I was a bit worried that we wouldn’t make it to Alberobello in time to see the Trulli.
Chiara and Andrea, our hosts in Puglia, had mentioned visiting them on the way back from a day at the beach. But the day was lazy to the point where it was practically dark by the time we finished lunch and the mandatory coffee. And the Trulli were a bit out of the way for the homeward return.
Still, we made the effort, paid what I originally thought was an exorbitant amount of money to see what I assumed was ‘a house or two’, and walked in the direction of the Trulli.
The Trulli (singular, Trullo), are a group of UNESCO Heritage listed buildings. They were likely built some time before the 1700s, as unique structures designed, the stories say, specifically to avoid taxes.
By some accounts, the dry stone buildings, constructed without mortar, would be quickly dismantled when tax inspectors visited the area.
Other versions suggest that the shape of the structures themselves prevented taxation. Each Trulli has a cone shaped roof, ending in an opening. This opening, when covered with a single large stone, presented a fairly weather-tight structure. However, removal of the stone allowed classification of the Trulli as non-sealed or non-permanent abodes: a loophole in the housing taxes.

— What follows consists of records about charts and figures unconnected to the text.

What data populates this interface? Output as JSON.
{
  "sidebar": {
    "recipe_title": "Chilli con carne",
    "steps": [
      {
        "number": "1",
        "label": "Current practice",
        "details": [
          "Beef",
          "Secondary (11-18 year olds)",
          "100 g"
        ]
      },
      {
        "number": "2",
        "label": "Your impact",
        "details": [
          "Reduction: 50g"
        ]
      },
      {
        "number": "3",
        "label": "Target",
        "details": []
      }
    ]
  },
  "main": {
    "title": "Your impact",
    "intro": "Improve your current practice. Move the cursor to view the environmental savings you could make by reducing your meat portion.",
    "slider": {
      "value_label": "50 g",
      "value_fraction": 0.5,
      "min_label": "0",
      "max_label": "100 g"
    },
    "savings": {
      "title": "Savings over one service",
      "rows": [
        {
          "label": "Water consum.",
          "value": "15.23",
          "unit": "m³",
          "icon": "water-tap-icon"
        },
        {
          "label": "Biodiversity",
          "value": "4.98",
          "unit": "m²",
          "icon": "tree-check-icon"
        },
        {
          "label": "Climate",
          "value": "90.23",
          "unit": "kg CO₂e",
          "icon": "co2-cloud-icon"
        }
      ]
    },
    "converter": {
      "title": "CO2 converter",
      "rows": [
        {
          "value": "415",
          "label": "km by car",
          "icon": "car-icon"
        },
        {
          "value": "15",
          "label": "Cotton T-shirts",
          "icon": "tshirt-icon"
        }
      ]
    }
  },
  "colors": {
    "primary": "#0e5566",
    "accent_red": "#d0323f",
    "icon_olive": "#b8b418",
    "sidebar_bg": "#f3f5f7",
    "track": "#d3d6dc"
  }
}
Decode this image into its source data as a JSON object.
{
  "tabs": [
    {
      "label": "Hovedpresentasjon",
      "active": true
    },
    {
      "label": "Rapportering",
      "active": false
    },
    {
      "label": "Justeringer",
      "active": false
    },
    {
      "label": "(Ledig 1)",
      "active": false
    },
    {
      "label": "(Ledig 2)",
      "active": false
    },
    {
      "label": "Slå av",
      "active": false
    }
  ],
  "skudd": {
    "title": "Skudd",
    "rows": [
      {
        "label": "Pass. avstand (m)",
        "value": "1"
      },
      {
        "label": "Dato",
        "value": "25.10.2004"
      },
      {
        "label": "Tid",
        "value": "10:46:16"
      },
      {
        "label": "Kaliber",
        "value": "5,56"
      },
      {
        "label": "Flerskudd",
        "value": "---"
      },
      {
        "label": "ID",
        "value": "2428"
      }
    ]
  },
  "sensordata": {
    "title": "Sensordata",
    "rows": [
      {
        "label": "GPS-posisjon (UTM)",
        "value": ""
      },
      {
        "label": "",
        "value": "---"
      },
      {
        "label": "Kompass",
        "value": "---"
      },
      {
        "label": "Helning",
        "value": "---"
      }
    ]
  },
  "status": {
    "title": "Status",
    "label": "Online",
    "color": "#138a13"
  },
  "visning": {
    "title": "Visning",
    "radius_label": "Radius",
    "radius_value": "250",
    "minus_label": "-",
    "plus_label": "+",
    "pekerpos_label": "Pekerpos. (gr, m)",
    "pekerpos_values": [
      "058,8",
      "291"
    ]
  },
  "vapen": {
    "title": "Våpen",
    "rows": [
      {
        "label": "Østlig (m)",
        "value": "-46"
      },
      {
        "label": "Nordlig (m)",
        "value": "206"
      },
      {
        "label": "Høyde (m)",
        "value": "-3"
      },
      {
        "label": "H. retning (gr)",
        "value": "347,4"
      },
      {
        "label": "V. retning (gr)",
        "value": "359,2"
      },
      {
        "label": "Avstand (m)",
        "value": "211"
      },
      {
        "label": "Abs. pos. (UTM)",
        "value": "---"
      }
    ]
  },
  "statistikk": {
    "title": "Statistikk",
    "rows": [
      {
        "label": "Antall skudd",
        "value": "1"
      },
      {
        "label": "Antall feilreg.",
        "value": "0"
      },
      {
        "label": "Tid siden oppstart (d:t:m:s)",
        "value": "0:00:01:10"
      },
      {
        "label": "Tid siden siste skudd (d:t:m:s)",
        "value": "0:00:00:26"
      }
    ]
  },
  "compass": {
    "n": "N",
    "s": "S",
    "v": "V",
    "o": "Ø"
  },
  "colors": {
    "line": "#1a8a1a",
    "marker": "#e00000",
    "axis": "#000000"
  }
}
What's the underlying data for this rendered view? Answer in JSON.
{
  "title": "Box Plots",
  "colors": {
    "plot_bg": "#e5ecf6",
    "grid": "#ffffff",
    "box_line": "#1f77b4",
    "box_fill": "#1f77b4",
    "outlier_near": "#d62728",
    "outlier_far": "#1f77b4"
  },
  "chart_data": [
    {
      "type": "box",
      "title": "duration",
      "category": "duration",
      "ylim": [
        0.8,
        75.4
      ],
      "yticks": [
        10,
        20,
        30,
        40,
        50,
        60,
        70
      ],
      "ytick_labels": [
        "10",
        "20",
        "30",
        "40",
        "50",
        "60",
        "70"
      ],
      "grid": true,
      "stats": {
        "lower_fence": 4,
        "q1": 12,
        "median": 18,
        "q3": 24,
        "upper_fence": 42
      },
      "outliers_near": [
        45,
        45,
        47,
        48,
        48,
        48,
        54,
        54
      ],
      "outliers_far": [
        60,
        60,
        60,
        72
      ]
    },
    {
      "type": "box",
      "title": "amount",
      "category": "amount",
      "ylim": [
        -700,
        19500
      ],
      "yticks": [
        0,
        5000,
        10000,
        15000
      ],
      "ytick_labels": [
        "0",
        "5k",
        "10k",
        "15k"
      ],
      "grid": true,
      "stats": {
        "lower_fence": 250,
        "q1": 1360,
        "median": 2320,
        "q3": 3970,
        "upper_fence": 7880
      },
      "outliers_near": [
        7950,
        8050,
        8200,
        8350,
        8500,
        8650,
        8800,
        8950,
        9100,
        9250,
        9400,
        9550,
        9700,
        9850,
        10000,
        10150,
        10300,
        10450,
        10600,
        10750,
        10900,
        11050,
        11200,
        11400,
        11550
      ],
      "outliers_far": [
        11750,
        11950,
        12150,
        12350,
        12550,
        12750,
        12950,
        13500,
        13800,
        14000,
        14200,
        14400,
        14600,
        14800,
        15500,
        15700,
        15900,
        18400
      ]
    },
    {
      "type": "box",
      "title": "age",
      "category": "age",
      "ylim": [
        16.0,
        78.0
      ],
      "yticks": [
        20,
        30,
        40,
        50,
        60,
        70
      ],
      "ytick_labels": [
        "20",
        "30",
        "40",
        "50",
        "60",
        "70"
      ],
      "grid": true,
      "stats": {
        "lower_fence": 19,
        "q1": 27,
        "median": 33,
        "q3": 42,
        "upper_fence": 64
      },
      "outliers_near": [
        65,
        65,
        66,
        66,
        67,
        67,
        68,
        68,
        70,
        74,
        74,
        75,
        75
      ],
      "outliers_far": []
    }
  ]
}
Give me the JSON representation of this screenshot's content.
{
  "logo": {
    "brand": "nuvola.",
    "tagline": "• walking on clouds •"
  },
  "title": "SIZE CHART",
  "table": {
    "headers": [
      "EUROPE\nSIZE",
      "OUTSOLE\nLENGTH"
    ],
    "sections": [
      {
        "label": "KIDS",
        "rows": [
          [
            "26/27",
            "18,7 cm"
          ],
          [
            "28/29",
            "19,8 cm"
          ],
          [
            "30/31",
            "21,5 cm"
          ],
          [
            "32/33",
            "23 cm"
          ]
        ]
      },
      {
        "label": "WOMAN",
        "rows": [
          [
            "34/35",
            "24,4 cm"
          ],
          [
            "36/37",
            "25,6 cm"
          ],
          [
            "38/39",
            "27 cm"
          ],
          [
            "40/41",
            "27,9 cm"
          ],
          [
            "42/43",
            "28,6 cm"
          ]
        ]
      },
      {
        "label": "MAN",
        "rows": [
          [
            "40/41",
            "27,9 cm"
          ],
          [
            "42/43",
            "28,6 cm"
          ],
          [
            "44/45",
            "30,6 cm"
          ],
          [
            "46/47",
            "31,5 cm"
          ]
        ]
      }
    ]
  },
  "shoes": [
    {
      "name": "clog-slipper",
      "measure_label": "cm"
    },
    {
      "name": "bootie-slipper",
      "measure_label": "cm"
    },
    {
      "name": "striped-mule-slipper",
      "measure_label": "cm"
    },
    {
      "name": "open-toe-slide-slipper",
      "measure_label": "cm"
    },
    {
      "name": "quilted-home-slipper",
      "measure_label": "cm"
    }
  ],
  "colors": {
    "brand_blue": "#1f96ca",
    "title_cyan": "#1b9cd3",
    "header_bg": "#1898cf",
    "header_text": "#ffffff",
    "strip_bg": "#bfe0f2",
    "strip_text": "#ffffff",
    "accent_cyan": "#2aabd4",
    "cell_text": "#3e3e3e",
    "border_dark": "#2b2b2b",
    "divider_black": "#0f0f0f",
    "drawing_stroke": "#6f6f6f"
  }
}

I will acknowledge that the things look relatively sturdy, and have clearly stood the test of time. Still, a small part of me does not entirely believe in engineering, and would be slightly unwilling to sleep under all of those stones, for fear that a pigeon would land on the roof in the night and the whole thing would collapse.
We spent some time wandering around the village, looking at all the houses. Some of the Trulli have whitewashed symbols painted on the cone (although wiki informs me that in many cases these have been added only in the late 20th centry).
For those truly devoted Trulli fans, the town also boasts a Trulli church.
So. That’s it from the Trulli, but I thought you should all like to know that the evening ended, as so many great evenings do, with both icecream and sweets.